近くの公会堂で、子供服のバザーがあった。私は母に連れられて行った。三十人前後のお母さんと子どもが集まっていた。その内トラックが来て、大きな袋を下した。子ども服が山のように広げられた。その中から、母は私に似合いそうな服を選んだ。四、五枚ほど貰って帰っただろうか。

家にもう少しという所の道端で、母は言った。

「もう一度着てみて」

「よう、似合っとるで」母は満足げだった。

「この服はな、 アメリカ楽天 の人が要らない服を日本の子ども達のためにと、送ってくれたものなんよ。お父さんは、『アメリカは岡山にも焼夷弾を落として焼いた、広島や長崎には恐ろしい原子爆弾を落とし大勢殺した、何でそんな国の物を貰うんなら』言うから内緒で行ったんよ」

「そうかな」と言ったものの、どう答えてよいか分からなかった。

母が気にいっていたのは、ブルーのカーディガンだった。地模様があり、襟は白いレースだった。素材はまだ日本では珍しい化学繊維だった。

しかし、その化繊が災いして、首回りが痒くて殆ど着られなかった。もう一着はブラウスだった。これは、かなり着た気がするのに殆ど覚えていないのは不思議だ。

また、この頃の給食は思い出深い。小学校一年の頃はお弁当を持って、冬はストーブの上で温めてから食べていた。

間もなく給食が始まった。小学校に給食室があり、そこで作られた。まだ、ガスも整備されていなくて割り木を使っていた。割り木当番があり、子どもが学校まで運ぶのは重いので高学年に限られていた。担任から針金で作った輪を渡され、家でその輪の中へ割り木を詰めて持って行った。

野菜を持って行く日もあった。カレーなどの献立が近くなると、じゃがいも、人参、玉ねぎなど、家にある物を一種類選んで持って行った。大まかな量も決まっていた。

給食は、アルマイトの四角いお盆の上に、コッペパン、おかず、ミルクがそれぞれ器に入って置かれる。時には、一品増えたりした。

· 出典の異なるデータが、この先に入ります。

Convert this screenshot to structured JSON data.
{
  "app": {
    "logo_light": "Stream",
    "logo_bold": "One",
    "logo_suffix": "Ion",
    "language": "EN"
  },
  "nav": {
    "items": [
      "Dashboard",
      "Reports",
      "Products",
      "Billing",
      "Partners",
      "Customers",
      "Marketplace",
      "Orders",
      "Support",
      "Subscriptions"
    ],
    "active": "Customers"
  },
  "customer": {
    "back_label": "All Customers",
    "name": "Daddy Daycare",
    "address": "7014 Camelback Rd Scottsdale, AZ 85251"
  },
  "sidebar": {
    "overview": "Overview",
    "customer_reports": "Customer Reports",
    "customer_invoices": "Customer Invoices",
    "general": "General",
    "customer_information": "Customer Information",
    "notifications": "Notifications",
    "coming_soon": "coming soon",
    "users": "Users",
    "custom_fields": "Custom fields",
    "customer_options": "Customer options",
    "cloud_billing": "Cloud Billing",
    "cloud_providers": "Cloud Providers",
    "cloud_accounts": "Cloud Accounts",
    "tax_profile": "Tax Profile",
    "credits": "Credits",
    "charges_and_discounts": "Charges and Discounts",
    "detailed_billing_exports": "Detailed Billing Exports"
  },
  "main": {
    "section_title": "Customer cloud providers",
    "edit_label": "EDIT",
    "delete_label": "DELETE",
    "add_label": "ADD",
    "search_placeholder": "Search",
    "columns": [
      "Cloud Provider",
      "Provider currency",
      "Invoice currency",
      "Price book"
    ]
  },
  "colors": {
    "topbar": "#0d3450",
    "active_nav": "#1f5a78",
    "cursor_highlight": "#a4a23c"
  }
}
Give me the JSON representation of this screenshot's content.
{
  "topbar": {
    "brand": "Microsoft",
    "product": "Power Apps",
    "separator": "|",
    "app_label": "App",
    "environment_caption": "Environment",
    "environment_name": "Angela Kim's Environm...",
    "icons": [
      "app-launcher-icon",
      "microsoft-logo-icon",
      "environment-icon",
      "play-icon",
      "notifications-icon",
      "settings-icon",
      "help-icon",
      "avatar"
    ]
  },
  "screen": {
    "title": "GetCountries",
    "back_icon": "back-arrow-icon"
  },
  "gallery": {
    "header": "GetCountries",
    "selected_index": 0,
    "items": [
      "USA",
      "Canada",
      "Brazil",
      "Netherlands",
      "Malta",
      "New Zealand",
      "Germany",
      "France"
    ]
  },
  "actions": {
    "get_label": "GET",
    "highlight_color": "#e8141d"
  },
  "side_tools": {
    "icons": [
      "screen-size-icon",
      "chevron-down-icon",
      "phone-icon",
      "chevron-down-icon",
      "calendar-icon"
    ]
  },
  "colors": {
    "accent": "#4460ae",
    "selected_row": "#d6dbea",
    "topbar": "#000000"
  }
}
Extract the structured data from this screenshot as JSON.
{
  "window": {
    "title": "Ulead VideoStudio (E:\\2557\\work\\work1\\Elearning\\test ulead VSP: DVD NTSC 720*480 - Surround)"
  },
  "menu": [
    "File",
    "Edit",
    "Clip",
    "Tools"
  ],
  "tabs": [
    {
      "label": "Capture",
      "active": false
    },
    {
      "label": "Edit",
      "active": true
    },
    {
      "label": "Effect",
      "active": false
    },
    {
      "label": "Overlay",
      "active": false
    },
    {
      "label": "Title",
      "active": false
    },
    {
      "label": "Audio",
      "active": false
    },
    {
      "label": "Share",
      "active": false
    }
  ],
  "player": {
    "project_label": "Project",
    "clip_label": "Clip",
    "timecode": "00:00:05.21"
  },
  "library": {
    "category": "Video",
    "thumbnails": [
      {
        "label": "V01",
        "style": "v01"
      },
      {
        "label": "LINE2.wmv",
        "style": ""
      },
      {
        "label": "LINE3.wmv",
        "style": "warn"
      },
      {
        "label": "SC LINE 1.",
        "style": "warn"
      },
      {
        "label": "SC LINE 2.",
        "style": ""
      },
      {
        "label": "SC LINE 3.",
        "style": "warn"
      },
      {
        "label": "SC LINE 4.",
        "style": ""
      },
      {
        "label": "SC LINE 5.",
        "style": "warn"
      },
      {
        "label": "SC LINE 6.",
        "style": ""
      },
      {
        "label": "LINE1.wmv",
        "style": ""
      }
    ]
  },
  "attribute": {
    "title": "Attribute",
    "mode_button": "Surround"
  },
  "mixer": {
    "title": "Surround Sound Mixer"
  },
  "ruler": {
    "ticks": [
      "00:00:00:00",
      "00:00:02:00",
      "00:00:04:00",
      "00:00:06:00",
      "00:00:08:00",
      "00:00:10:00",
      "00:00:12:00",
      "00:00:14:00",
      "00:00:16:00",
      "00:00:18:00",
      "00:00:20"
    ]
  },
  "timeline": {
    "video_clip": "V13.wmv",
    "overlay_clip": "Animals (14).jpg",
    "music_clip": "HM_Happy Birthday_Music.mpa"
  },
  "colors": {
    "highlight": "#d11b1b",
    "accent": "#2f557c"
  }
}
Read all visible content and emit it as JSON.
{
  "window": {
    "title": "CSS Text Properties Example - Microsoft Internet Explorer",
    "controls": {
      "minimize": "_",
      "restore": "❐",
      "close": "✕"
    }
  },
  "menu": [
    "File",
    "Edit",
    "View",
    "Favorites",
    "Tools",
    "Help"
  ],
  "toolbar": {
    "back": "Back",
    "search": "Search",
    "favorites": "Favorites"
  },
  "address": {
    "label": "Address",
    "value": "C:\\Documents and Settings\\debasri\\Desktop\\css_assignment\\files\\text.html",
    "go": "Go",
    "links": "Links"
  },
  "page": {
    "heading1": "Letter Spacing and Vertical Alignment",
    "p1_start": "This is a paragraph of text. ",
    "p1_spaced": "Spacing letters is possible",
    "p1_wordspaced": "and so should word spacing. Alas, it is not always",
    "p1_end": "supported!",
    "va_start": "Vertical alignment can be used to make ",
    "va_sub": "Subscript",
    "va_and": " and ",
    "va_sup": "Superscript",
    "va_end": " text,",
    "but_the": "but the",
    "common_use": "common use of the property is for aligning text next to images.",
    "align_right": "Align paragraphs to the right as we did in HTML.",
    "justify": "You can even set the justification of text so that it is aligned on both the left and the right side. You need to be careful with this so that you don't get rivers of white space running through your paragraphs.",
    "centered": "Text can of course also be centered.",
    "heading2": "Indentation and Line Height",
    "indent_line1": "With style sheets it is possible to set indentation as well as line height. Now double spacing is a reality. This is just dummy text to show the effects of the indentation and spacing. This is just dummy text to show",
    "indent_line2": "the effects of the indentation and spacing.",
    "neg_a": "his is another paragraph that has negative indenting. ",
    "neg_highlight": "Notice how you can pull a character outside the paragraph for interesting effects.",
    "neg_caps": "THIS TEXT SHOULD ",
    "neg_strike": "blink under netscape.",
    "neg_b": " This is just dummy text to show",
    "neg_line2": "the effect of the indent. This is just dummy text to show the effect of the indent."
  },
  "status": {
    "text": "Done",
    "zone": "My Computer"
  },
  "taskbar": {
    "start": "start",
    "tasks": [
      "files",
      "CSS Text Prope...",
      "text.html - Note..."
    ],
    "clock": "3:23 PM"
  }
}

私が大好きだったのは、揚げパンと鯨の竜田揚げだった。嫌いな物は、脱脂粉乳を溶かして作ったミルクだった。生ぬるいので、余計に変な匂いがした。それと、みそ汁も嫌いだった。今では毎日飲んでいるのだが、その頃はなぜか嫌いだった。

脱脂粉乳はユニセフから寄贈された時代もあったようだ。

私は、今年六十六歳になったが、昔のことが、懐かしく思い出される。その後ずっと平和が続いたからこそ、思い出せるのだと思う。日本の戦後七十二年が、ずっとずっと続いて平和でありますようにと願ってやまない。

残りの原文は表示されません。